Millers in Brazil’s center south will crush less sugar cane than previously expected as dry weather is hurting the crops, Kingsman SA said in its third estimate for the 2014-15 season.
Cane growers in the world’s largest producer will probably process 575 million metric tons in the season that started in April, down from an estimate of 585 million tons, Kingsman said in a report e-mailed today. Dry weather often stunts cane growth and can reduce the sugar content.
“Due to lower agricultural and industrial yields, both reported and expected, we have decided to lower our production expectations for both sugar and ethanol in center-south Brazil,” according to the Lausanne, Switzerland-based unit of McGraw Hill Financial Inc.’s Platts.

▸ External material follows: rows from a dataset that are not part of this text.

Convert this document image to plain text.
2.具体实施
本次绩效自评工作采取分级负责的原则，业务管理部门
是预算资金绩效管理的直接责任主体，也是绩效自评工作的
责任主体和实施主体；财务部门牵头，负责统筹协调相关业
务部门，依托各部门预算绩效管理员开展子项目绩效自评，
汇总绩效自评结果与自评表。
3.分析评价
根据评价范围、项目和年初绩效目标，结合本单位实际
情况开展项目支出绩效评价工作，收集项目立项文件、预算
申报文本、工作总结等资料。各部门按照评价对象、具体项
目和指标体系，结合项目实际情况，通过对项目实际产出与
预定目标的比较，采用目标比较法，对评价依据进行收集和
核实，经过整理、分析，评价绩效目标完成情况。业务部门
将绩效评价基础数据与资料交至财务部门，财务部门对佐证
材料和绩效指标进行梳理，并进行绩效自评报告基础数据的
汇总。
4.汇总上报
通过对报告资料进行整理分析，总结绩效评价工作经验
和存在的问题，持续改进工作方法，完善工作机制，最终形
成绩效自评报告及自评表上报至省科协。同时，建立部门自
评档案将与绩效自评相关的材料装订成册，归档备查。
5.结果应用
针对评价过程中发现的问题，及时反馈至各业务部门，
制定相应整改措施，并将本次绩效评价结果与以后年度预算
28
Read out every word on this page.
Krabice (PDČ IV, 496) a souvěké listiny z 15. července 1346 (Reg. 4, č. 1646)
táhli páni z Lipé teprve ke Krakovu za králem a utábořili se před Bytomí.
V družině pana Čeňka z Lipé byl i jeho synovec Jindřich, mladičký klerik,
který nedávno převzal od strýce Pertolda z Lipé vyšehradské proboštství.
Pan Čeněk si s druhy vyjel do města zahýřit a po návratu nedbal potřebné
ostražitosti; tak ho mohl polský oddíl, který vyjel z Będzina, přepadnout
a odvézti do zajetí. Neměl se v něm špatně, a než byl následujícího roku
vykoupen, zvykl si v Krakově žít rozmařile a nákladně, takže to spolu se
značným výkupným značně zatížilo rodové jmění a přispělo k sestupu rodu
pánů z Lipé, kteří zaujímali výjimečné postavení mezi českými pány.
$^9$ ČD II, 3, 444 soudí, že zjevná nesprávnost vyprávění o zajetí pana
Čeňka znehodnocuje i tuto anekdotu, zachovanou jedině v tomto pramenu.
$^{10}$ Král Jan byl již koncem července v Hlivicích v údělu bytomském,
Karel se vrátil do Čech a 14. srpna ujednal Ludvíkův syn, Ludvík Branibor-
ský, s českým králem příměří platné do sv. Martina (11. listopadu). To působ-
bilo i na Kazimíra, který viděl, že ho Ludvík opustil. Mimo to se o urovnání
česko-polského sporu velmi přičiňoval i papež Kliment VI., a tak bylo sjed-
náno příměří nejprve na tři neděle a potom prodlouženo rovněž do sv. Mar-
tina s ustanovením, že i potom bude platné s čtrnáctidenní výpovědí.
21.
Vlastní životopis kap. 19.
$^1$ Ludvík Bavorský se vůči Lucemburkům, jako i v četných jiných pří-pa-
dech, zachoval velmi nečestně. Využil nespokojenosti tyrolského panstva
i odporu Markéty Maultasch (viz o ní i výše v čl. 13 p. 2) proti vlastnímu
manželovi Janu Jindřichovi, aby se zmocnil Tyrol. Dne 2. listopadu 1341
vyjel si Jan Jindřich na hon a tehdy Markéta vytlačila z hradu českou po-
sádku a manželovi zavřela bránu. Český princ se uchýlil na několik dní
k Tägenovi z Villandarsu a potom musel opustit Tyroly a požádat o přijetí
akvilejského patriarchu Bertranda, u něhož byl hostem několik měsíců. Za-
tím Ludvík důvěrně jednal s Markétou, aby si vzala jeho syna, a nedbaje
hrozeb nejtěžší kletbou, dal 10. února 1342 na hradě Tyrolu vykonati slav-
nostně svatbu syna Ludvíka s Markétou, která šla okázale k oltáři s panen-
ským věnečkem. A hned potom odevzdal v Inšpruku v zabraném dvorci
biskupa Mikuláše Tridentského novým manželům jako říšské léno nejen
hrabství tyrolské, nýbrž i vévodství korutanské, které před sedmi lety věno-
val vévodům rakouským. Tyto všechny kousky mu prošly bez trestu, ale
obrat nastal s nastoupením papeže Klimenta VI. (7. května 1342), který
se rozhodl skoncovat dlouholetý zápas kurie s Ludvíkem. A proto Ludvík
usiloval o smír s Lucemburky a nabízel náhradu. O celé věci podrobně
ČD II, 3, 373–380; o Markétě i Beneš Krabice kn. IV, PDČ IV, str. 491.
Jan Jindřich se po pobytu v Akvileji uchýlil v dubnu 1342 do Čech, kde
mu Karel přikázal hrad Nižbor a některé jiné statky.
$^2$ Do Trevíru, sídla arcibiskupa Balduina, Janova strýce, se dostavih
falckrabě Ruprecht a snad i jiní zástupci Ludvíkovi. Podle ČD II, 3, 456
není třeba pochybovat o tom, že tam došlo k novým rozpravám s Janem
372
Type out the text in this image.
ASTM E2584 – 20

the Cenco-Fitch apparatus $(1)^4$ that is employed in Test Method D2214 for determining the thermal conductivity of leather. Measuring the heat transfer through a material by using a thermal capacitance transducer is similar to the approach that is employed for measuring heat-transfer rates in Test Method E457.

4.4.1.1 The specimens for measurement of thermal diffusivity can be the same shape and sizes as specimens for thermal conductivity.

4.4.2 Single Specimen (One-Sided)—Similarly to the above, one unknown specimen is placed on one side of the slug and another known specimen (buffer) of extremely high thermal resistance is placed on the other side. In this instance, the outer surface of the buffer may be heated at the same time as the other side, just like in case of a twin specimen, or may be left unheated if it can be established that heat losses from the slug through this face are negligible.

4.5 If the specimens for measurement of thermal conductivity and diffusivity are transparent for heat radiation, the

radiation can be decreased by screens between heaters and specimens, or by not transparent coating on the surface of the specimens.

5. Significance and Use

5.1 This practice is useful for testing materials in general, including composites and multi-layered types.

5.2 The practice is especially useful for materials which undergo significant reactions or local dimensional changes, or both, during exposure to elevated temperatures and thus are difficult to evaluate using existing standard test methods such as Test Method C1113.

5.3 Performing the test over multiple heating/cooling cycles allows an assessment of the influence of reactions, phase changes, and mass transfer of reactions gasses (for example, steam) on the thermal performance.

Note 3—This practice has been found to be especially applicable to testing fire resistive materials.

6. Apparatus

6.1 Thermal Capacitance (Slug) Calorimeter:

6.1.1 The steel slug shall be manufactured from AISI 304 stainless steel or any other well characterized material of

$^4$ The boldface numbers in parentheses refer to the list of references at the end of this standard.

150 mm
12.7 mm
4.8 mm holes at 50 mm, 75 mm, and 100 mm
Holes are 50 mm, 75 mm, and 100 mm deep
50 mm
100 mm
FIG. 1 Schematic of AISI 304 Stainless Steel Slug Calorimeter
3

In 2014, raw sugar prices have climbed about 14 percent, after falling in the past three years. The sweetener has dropped about 48 percent since reaching a 30-year high of 36.08 cents a pound in February 2011 as world supplies consistently surpassed demand.
With a sugar/ethanol mix unchanged in Brazil at 45 percent, sugar production is now expected at 33.2 million tons from a previous forecast of 34 million tons, according to Kingsman.
“If the government changes the anhydrous/gasoline blend in July, we will have to swing a further 500,000 tons or so of sugar to ethanol, further reducing our --mainly raw-- sugar export availability,” Kingsman said. “For the moment, however, we have assumed that they will wait for the next season.”
Global sugar demand will exceed production by 239,000 tons in the crop year from October 2014 to September 2015, Kingsman estimated in May. That would be the first shortage after four consecutive years of surplus through the 2013-14 season.
The London-based International Sugar Organization forecast Brazil’s center south cane output at 575 million tons, in a report dated June 6. That compares with 597 million tons in 2013-14.